General Data Protection Regulation (GDPR) is a set of rules enacted in the European Union (EU) that governs personal data. GDPR applies to the collection, storage, and transmission of data as it relates to a person. Its purpose is to protect citizens of the EU from the misuse and theft of their personally identifying information. It was enacted on April 14, 2016.
The GDPR defines "personal data" as:
'Personal data' means any information relating to an identified or identifiable natural person ('data subject'). An identifiable natural person is one who can be identified, directly or indirectly, in particular by reference to an identifier such as a name, an identification number, location data, an online identifier or to one or more factors specific to the physical, physiological, genetic, mental, economic, cultural or social identity of that natural person.

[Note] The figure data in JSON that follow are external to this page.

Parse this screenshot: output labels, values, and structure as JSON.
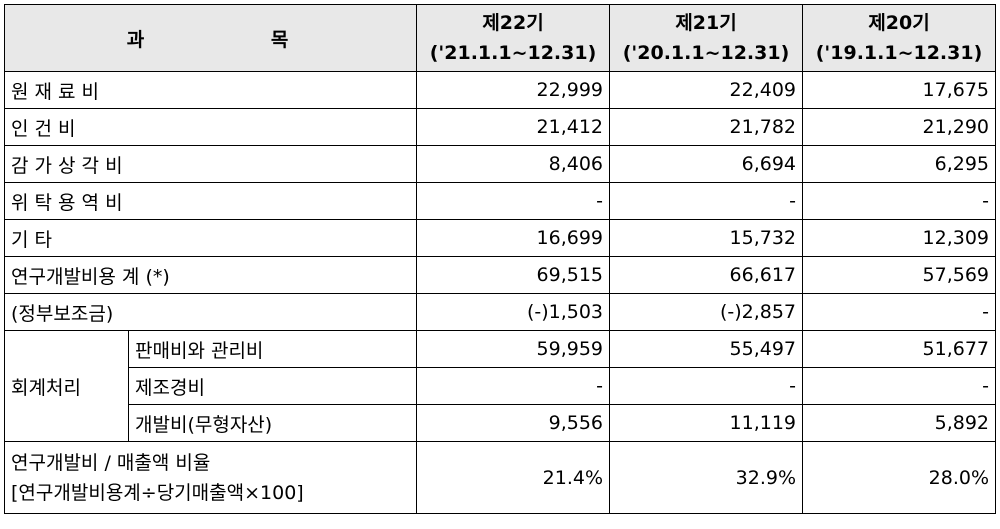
{
  "header": {
    "subject": "과    목",
    "periods": [
      {
        "name": "제22기",
        "range": "('21.1.1~12.31)"
      },
      {
        "name": "제21기",
        "range": "('20.1.1~12.31)"
      },
      {
        "name": "제20기",
        "range": "('19.1.1~12.31)"
      }
    ]
  },
  "rows": [
    {
      "label": "원 재 료 비",
      "values": [
        "22,999",
        "22,409",
        "17,675"
      ]
    },
    {
      "label": "인  건  비",
      "values": [
        "21,412",
        "21,782",
        "21,290"
      ]
    },
    {
      "label": "감 가 상 각 비",
      "values": [
        "8,406",
        "6,694",
        "6,295"
      ]
    },
    {
      "label": "위 탁 용 역 비",
      "values": [
        "-",
        "-",
        "-"
      ]
    },
    {
      "label": "기       타",
      "values": [
        "16,699",
        "15,732",
        "12,309"
      ]
    },
    {
      "label": "연구개발비용 계 (*)",
      "values": [
        "69,515",
        "66,617",
        "57,569"
      ]
    },
    {
      "label": "(정부보조금)",
      "values": [
        "(-)1,503",
        "(-)2,857",
        "-"
      ]
    }
  ],
  "accounting": {
    "group_label": "회계처리",
    "items": [
      {
        "label": "판매비와 관리비",
        "values": [
          "59,959",
          "55,497",
          "51,677"
        ]
      },
      {
        "label": "제조경비",
        "values": [
          "-",
          "-",
          "-"
        ]
      },
      {
        "label": "개발비(무형자산)",
        "values": [
          "9,556",
          "11,119",
          "5,892"
        ]
      }
    ]
  },
  "ratio": {
    "label_line1": "연구개발비 / 매출액 비율",
    "label_line2": "[연구개발비용계÷당기매출액×100]",
    "values": [
      "21.4%",
      "32.9%",
      "28.0%"
    ]
  }
}
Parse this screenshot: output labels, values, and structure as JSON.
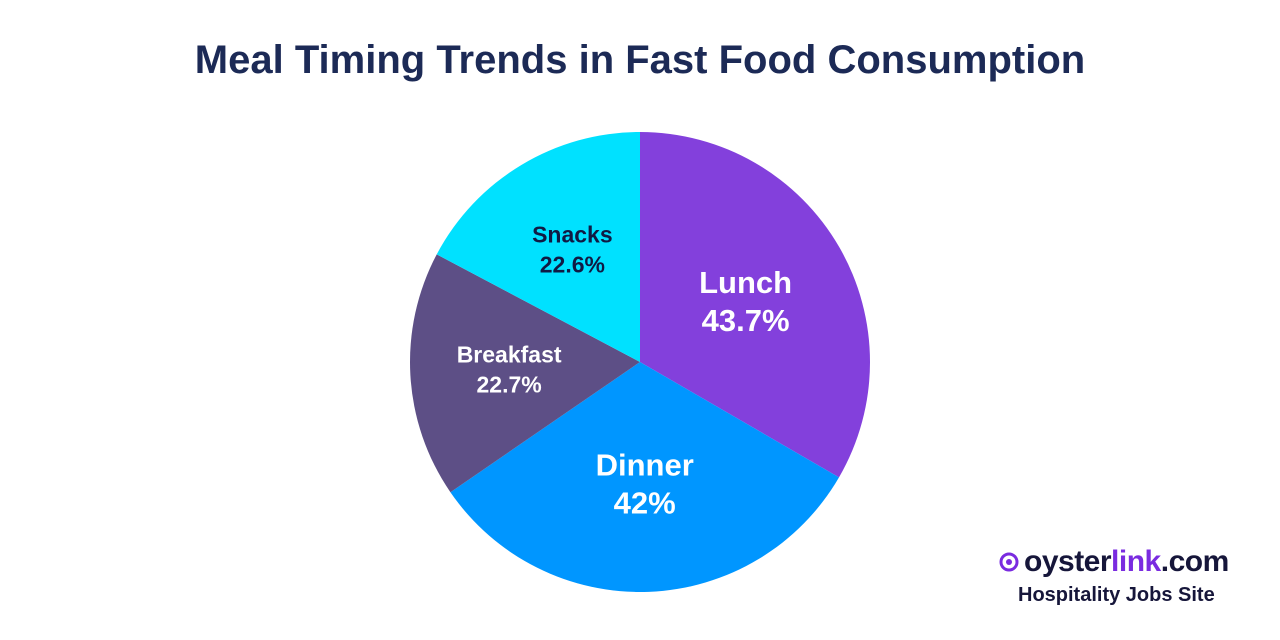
{
  "chart_data": {
    "type": "pie",
    "title": "Meal Timing Trends in Fast Food Consumption",
    "slices": [
      {
        "label": "Lunch",
        "value": 43.7,
        "value_label": "43.7%",
        "color": "#8340dc",
        "text_color": "#ffffff"
      },
      {
        "label": "Dinner",
        "value": 42,
        "value_label": "42%",
        "color": "#0096ff",
        "text_color": "#ffffff"
      },
      {
        "label": "Breakfast",
        "value": 22.7,
        "value_label": "22.7%",
        "color": "#5d4f86",
        "text_color": "#ffffff"
      },
      {
        "label": "Snacks",
        "value": 22.6,
        "value_label": "22.6%",
        "color": "#00e1ff",
        "text_color": "#101a44"
      }
    ]
  },
  "brand": {
    "name_part1": "oyster",
    "name_part2": "link",
    "name_part3": ".com",
    "tagline": "Hospitality Jobs Site",
    "accent_color": "#7a2be0"
  }
}
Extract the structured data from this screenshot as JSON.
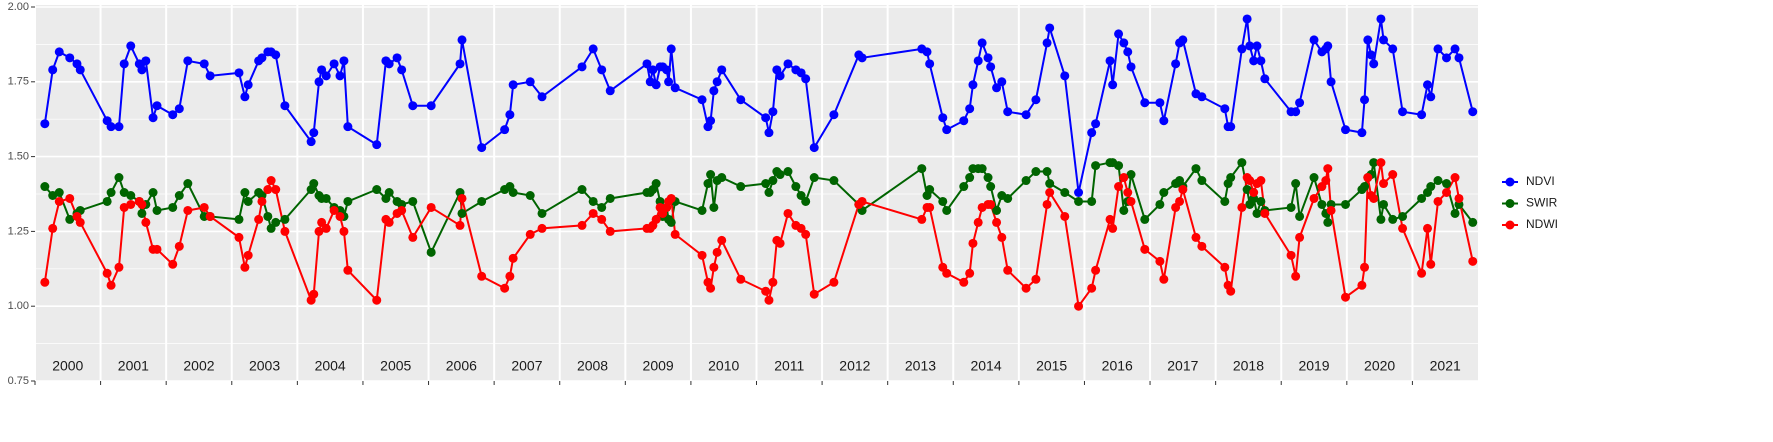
{
  "chart_data": {
    "type": "line",
    "x": [
      2000.15,
      2000.27,
      2000.37,
      2000.53,
      2000.64,
      2000.69,
      2001.1,
      2001.16,
      2001.28,
      2001.36,
      2001.46,
      2001.59,
      2001.63,
      2001.69,
      2001.8,
      2001.86,
      2002.1,
      2002.2,
      2002.33,
      2002.58,
      2002.67,
      2003.11,
      2003.2,
      2003.25,
      2003.41,
      2003.46,
      2003.55,
      2003.6,
      2003.67,
      2003.81,
      2004.21,
      2004.25,
      2004.33,
      2004.37,
      2004.44,
      2004.56,
      2004.65,
      2004.71,
      2004.77,
      2005.21,
      2005.35,
      2005.4,
      2005.52,
      2005.59,
      2005.76,
      2006.04,
      2006.48,
      2006.51,
      2006.81,
      2007.16,
      2007.24,
      2007.29,
      2007.55,
      2007.73,
      2008.34,
      2008.51,
      2008.64,
      2008.77,
      2009.33,
      2009.38,
      2009.42,
      2009.47,
      2009.53,
      2009.57,
      2009.63,
      2009.66,
      2009.7,
      2009.76,
      2010.17,
      2010.26,
      2010.3,
      2010.35,
      2010.4,
      2010.47,
      2010.76,
      2011.14,
      2011.19,
      2011.25,
      2011.31,
      2011.36,
      2011.48,
      2011.6,
      2011.68,
      2011.75,
      2011.88,
      2012.18,
      2012.56,
      2012.61,
      2013.52,
      2013.6,
      2013.64,
      2013.84,
      2013.9,
      2014.16,
      2014.25,
      2014.3,
      2014.38,
      2014.44,
      2014.53,
      2014.57,
      2014.66,
      2014.74,
      2014.83,
      2015.11,
      2015.26,
      2015.43,
      2015.47,
      2015.7,
      2015.91,
      2016.11,
      2016.17,
      2016.39,
      2016.43,
      2016.52,
      2016.6,
      2016.66,
      2016.71,
      2016.92,
      2017.15,
      2017.21,
      2017.39,
      2017.45,
      2017.5,
      2017.7,
      2017.79,
      2018.14,
      2018.19,
      2018.23,
      2018.4,
      2018.48,
      2018.52,
      2018.58,
      2018.63,
      2018.69,
      2018.75,
      2019.15,
      2019.22,
      2019.28,
      2019.5,
      2019.62,
      2019.68,
      2019.71,
      2019.76,
      2019.98,
      2020.23,
      2020.27,
      2020.32,
      2020.37,
      2020.41,
      2020.52,
      2020.56,
      2020.7,
      2020.85,
      2021.14,
      2021.23,
      2021.28,
      2021.39,
      2021.52,
      2021.65,
      2021.71,
      2021.92
    ],
    "series": [
      {
        "name": "NDVI",
        "color": "#0000ff",
        "values": [
          1.61,
          1.79,
          1.85,
          1.83,
          1.81,
          1.79,
          1.62,
          1.6,
          1.6,
          1.81,
          1.87,
          1.81,
          1.79,
          1.82,
          1.63,
          1.67,
          1.64,
          1.66,
          1.82,
          1.81,
          1.77,
          1.78,
          1.7,
          1.74,
          1.82,
          1.83,
          1.85,
          1.85,
          1.84,
          1.67,
          1.55,
          1.58,
          1.75,
          1.79,
          1.77,
          1.81,
          1.77,
          1.82,
          1.6,
          1.54,
          1.82,
          1.81,
          1.83,
          1.79,
          1.67,
          1.67,
          1.81,
          1.89,
          1.53,
          1.59,
          1.64,
          1.74,
          1.75,
          1.7,
          1.8,
          1.86,
          1.79,
          1.72,
          1.81,
          1.75,
          1.79,
          1.74,
          1.8,
          1.8,
          1.79,
          1.75,
          1.86,
          1.73,
          1.69,
          1.6,
          1.62,
          1.72,
          1.75,
          1.79,
          1.69,
          1.63,
          1.58,
          1.65,
          1.79,
          1.77,
          1.81,
          1.79,
          1.78,
          1.76,
          1.53,
          1.64,
          1.84,
          1.83,
          1.86,
          1.85,
          1.81,
          1.63,
          1.59,
          1.62,
          1.66,
          1.74,
          1.82,
          1.88,
          1.83,
          1.8,
          1.73,
          1.75,
          1.65,
          1.64,
          1.69,
          1.88,
          1.93,
          1.77,
          1.38,
          1.58,
          1.61,
          1.82,
          1.74,
          1.91,
          1.88,
          1.85,
          1.8,
          1.68,
          1.68,
          1.62,
          1.81,
          1.88,
          1.89,
          1.71,
          1.7,
          1.66,
          1.6,
          1.6,
          1.86,
          1.96,
          1.87,
          1.82,
          1.87,
          1.82,
          1.76,
          1.65,
          1.65,
          1.68,
          1.89,
          1.85,
          1.86,
          1.87,
          1.75,
          1.59,
          1.58,
          1.69,
          1.89,
          1.84,
          1.81,
          1.96,
          1.89,
          1.86,
          1.65,
          1.64,
          1.74,
          1.7,
          1.86,
          1.83,
          1.86,
          1.83,
          1.65
        ]
      },
      {
        "name": "SWIR",
        "color": "#006400",
        "values": [
          1.4,
          1.37,
          1.38,
          1.29,
          1.31,
          1.32,
          1.35,
          1.38,
          1.43,
          1.38,
          1.37,
          1.35,
          1.31,
          1.34,
          1.38,
          1.32,
          1.33,
          1.37,
          1.41,
          1.3,
          1.3,
          1.29,
          1.38,
          1.35,
          1.38,
          1.37,
          1.3,
          1.26,
          1.28,
          1.29,
          1.39,
          1.41,
          1.37,
          1.36,
          1.36,
          1.33,
          1.32,
          1.3,
          1.35,
          1.39,
          1.36,
          1.38,
          1.35,
          1.34,
          1.35,
          1.18,
          1.38,
          1.31,
          1.35,
          1.39,
          1.4,
          1.38,
          1.37,
          1.31,
          1.39,
          1.35,
          1.33,
          1.36,
          1.38,
          1.38,
          1.39,
          1.41,
          1.35,
          1.3,
          1.33,
          1.29,
          1.28,
          1.35,
          1.32,
          1.41,
          1.44,
          1.33,
          1.42,
          1.43,
          1.4,
          1.41,
          1.38,
          1.42,
          1.45,
          1.44,
          1.45,
          1.4,
          1.37,
          1.35,
          1.43,
          1.42,
          1.34,
          1.32,
          1.46,
          1.37,
          1.39,
          1.35,
          1.32,
          1.4,
          1.43,
          1.46,
          1.46,
          1.46,
          1.43,
          1.4,
          1.32,
          1.37,
          1.36,
          1.42,
          1.45,
          1.45,
          1.41,
          1.38,
          1.35,
          1.35,
          1.47,
          1.48,
          1.48,
          1.47,
          1.32,
          1.35,
          1.44,
          1.29,
          1.34,
          1.38,
          1.41,
          1.42,
          1.4,
          1.46,
          1.42,
          1.35,
          1.41,
          1.43,
          1.48,
          1.39,
          1.34,
          1.36,
          1.31,
          1.35,
          1.32,
          1.33,
          1.41,
          1.3,
          1.43,
          1.34,
          1.31,
          1.28,
          1.34,
          1.34,
          1.39,
          1.4,
          1.43,
          1.44,
          1.48,
          1.29,
          1.34,
          1.29,
          1.3,
          1.36,
          1.38,
          1.4,
          1.42,
          1.41,
          1.31,
          1.34,
          1.28
        ]
      },
      {
        "name": "NDWI",
        "color": "#ff0000",
        "values": [
          1.08,
          1.26,
          1.35,
          1.36,
          1.3,
          1.28,
          1.11,
          1.07,
          1.13,
          1.33,
          1.34,
          1.35,
          1.34,
          1.28,
          1.19,
          1.19,
          1.14,
          1.2,
          1.32,
          1.33,
          1.3,
          1.23,
          1.13,
          1.17,
          1.29,
          1.35,
          1.39,
          1.42,
          1.39,
          1.25,
          1.02,
          1.04,
          1.25,
          1.28,
          1.26,
          1.32,
          1.3,
          1.25,
          1.12,
          1.02,
          1.29,
          1.28,
          1.31,
          1.32,
          1.23,
          1.33,
          1.27,
          1.36,
          1.1,
          1.06,
          1.1,
          1.16,
          1.24,
          1.26,
          1.27,
          1.31,
          1.29,
          1.25,
          1.26,
          1.26,
          1.27,
          1.29,
          1.33,
          1.31,
          1.33,
          1.35,
          1.36,
          1.24,
          1.17,
          1.08,
          1.06,
          1.13,
          1.18,
          1.22,
          1.09,
          1.05,
          1.02,
          1.08,
          1.22,
          1.21,
          1.31,
          1.27,
          1.26,
          1.24,
          1.04,
          1.08,
          1.34,
          1.35,
          1.29,
          1.33,
          1.33,
          1.13,
          1.11,
          1.08,
          1.11,
          1.21,
          1.28,
          1.33,
          1.34,
          1.34,
          1.28,
          1.23,
          1.12,
          1.06,
          1.09,
          1.34,
          1.38,
          1.3,
          1.0,
          1.06,
          1.12,
          1.29,
          1.26,
          1.4,
          1.43,
          1.38,
          1.35,
          1.19,
          1.15,
          1.09,
          1.33,
          1.35,
          1.39,
          1.23,
          1.2,
          1.13,
          1.07,
          1.05,
          1.33,
          1.43,
          1.42,
          1.38,
          1.41,
          1.42,
          1.31,
          1.17,
          1.1,
          1.23,
          1.36,
          1.4,
          1.42,
          1.46,
          1.32,
          1.03,
          1.07,
          1.13,
          1.43,
          1.37,
          1.36,
          1.48,
          1.41,
          1.44,
          1.26,
          1.11,
          1.26,
          1.14,
          1.35,
          1.38,
          1.43,
          1.36,
          1.15
        ]
      }
    ],
    "xlim": [
      2000,
      2022
    ],
    "xticks": [
      {
        "value": 2000,
        "label": "2000"
      },
      {
        "value": 2001,
        "label": "2001"
      },
      {
        "value": 2002,
        "label": "2002"
      },
      {
        "value": 2003,
        "label": "2003"
      },
      {
        "value": 2004,
        "label": "2004"
      },
      {
        "value": 2005,
        "label": "2005"
      },
      {
        "value": 2006,
        "label": "2006"
      },
      {
        "value": 2007,
        "label": "2007"
      },
      {
        "value": 2008,
        "label": "2008"
      },
      {
        "value": 2009,
        "label": "2009"
      },
      {
        "value": 2010,
        "label": "2010"
      },
      {
        "value": 2011,
        "label": "2011"
      },
      {
        "value": 2012,
        "label": "2012"
      },
      {
        "value": 2013,
        "label": "2013"
      },
      {
        "value": 2014,
        "label": "2014"
      },
      {
        "value": 2015,
        "label": "2015"
      },
      {
        "value": 2016,
        "label": "2016"
      },
      {
        "value": 2017,
        "label": "2017"
      },
      {
        "value": 2018,
        "label": "2018"
      },
      {
        "value": 2019,
        "label": "2019"
      },
      {
        "value": 2020,
        "label": "2020"
      },
      {
        "value": 2021,
        "label": "2021"
      }
    ],
    "ylim": [
      0.75,
      2.0
    ],
    "yticks": [
      {
        "value": 0.75,
        "label": "0.75"
      },
      {
        "value": 1.0,
        "label": "1.00"
      },
      {
        "value": 1.25,
        "label": "1.25"
      },
      {
        "value": 1.5,
        "label": "1.50"
      },
      {
        "value": 1.75,
        "label": "1.75"
      },
      {
        "value": 2.0,
        "label": "2.00"
      }
    ],
    "grid": true,
    "legend": "right"
  }
}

Information protected by the GDPR includes a person's name, age, gender, mailing address, e-mail address, and medical history. It even protects their likes and dislikes (for example, what movies, music, or types of food they like, who their Facebook friends are, and what Twitter accounts they follow).
Organizations within and outside of the EU must adhere to GDPR when collecting, storing, or transmitting personal data pertaining to citizens of the EU. Businesses must abide by GDPR in regards to both customers and employees.
Any individual or business that handles personal data had until May 28, 2018, to begin following the GDPR rules. A two-year "grace period" exists to ease the transition to GDPR.
Some of the new laws GDPR enforces include:
- Companies must provide the ability for people to view, download, and delete data about themselves that is stored on a company's servers.
- If a company has a data breach, it must be disclosed within 72 hours of being discovered.
A business found in violation of any of the new laws is subject to fines as high as 20 million Euros or 4% of the company's global revenue.